Before long, the door opened to reveal a tall, wiry woman with a scowl on her face, which didn’t promise a great start.
In spite of the sunless chill of the galleries, her sleeves were rolled up to expose tanned skin littered with tattoos.
Their flashy colors competed with the splashes of paint staining her boots and leather apron.
Her wavy, gray-streaked hair was clawed up in a messy bun, and her moss green eyes widened at the sight of Nyxen, losing their initial hard edge.
No one said anything as Rowe looked between the three of them and silently investigated the surroundings outside her building with her sight, as if she was waiting for someone else to jump out of nowhere.
When that didn’t happen, Rowe’s focus shifted to Nyxen again, sharper than before, and she looked suddenly pale.
“Is she–”
“She’s fine,” he cut in, and Rowe’s shoulders slumped with relief. Nyxen frowned. “So I’m guessing she didn’t drop by. Can we come in?”
The tension was right back. The woman didn’t move from the doorway. “Kittredge was here? Alone?”
Nyxen looked quite uncomfortable all of a sudden. “She left the ship.”
Rowe blinked. “She left? What do you mean she left?”
“It’s… a lot to explain.”
“You were supposed to watch her back.”
Nyxen’s expression went hard. “Don’t you think I tried? She didn’t tell me what she was going to do, and you of all people know how impulsive she is? Look. I’ll tell you everything, but I’d rather be sitting, and I’d rather not be overheard.”

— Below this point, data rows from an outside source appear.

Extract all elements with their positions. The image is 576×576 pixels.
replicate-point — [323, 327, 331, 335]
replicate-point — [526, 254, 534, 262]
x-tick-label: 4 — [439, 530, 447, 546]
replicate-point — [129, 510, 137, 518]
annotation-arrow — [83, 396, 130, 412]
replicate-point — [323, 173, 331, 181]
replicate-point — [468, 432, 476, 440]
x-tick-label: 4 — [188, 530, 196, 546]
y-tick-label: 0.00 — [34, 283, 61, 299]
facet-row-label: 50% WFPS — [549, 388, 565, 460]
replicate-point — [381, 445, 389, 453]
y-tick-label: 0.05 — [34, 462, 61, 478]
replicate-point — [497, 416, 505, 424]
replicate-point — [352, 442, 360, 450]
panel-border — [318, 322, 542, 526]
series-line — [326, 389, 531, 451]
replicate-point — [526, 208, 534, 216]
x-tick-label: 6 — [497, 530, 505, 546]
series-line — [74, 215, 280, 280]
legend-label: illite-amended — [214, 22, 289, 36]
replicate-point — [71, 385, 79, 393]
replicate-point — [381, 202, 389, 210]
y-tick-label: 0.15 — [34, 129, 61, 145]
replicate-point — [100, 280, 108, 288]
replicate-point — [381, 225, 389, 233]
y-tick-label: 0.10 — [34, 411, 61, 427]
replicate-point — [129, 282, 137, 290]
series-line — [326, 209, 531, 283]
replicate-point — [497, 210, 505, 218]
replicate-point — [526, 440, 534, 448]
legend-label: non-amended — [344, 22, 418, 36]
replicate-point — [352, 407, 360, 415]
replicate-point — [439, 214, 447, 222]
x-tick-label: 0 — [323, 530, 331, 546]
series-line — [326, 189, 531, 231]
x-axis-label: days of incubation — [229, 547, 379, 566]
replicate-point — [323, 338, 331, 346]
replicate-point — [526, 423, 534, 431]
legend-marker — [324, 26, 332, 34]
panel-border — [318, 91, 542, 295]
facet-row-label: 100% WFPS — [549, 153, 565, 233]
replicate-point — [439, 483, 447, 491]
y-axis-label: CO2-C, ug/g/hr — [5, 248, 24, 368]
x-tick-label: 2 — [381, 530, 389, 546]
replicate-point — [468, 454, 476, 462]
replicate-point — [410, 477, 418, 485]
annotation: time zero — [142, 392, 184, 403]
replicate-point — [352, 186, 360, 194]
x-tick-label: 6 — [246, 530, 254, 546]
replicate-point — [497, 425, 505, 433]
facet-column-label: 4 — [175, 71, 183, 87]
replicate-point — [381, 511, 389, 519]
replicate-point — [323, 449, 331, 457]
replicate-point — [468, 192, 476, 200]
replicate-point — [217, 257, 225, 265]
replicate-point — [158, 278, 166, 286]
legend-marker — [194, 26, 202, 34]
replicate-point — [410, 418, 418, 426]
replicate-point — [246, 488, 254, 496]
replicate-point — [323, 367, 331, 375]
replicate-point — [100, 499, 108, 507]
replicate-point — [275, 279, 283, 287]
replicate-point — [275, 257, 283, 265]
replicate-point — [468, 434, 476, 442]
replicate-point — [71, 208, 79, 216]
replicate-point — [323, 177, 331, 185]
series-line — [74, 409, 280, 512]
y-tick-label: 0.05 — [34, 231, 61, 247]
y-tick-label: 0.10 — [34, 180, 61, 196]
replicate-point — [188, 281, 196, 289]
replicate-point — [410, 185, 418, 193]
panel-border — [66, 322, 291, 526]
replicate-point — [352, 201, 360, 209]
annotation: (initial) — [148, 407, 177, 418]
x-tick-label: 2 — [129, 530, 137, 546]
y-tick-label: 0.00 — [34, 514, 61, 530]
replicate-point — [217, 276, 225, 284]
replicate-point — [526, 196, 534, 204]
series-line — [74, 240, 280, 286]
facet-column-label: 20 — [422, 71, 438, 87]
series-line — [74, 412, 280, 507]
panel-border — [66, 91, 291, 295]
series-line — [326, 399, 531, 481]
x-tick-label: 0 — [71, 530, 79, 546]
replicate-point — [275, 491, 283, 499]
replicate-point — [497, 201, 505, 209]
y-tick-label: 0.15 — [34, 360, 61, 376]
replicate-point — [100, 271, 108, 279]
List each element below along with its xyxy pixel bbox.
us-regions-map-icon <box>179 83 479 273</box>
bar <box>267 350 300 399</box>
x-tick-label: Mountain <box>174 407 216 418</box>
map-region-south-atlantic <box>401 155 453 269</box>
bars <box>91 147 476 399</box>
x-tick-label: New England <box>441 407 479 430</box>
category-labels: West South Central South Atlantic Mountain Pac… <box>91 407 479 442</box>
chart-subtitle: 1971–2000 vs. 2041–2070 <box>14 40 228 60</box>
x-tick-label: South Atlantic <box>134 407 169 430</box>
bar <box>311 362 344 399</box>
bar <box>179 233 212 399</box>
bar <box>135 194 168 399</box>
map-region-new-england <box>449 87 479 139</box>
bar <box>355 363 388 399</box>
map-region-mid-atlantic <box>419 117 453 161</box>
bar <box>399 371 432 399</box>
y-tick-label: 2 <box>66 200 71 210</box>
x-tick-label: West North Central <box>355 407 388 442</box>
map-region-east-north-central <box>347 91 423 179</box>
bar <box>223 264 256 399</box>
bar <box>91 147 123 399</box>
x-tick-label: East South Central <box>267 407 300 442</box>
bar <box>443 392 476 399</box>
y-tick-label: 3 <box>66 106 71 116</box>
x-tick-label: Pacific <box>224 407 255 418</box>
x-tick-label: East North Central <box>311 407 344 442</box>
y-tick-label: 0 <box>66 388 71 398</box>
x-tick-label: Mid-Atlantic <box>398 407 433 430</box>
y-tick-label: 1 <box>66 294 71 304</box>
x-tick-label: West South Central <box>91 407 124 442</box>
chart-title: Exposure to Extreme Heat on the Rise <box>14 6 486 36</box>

Rowe stared at him intensely, as if trying to pry her way inside his head, then she finally looked at Riley and Pip proper.
Her eyes narrowed. She nodded to Nyxen and Pip.
“You two can come in.” Then, to Riley, “Your rat’s not coming in, so you either dump him in the refuse heap he came from, or you’re waiting outside. ”
Riley stared at her, a flash of heat in her ears. “Excuse me?” she asked.
“You heard me.”
That was bullshit. Patch could behave. And he didn’t come from a refuse heap.
And he had feelings. Riley narrowed her eyes right back at Rowe, just barely keeping her temper in check.
For Nyxen’s sake, because he’d said this asshole was a friend.
“I didn’t want to come in anyway. Clearly you don’t know anything useful.
” With that, she took herself and Patch out of Rowe’s sight.
She didn’t know how Kittredge picked her friends, but she clearly had terrible taste.
Riley stomped away in such a huff that she didn’t hear the slap of feet in her wake until Pip’s shout cut through the anger roiling in her ears. “Riley! Wait up!”
Riley slowed her pace, though she didn’t stop walking. She was too annoyed to stand still.
Pip breathed heavily as he tried to keep up with her. “I’m sorry she talked to you like that,” he said, trying to catch her eye. “Patch is very cute. She was rude.”
“She was,” Riley agreed with him, and she was surprised by the sour note in her voice. She used to be better than this at hiding her feelings. Other people looking at her and Patch like they were the dirt beneath their shoes didn’t use to bother her like this.
Pip nodded eagerly, a curl of hair falling in his eyes. He huffed it away without breaking pace. “She sucked. So I refused to go in, too. No one picks on Patch, yeah? Not even Kit’s girlfriend.”
Riley’s steps faltered at that, before she moved on. Terrible taste in partners, then.
“The whole place was stinky anyway, and you’re right, she doesn’t seem to know anything. But I might know someone who does!”
Riley finally stopped walking, and she turned to face Pip properly. “You do?”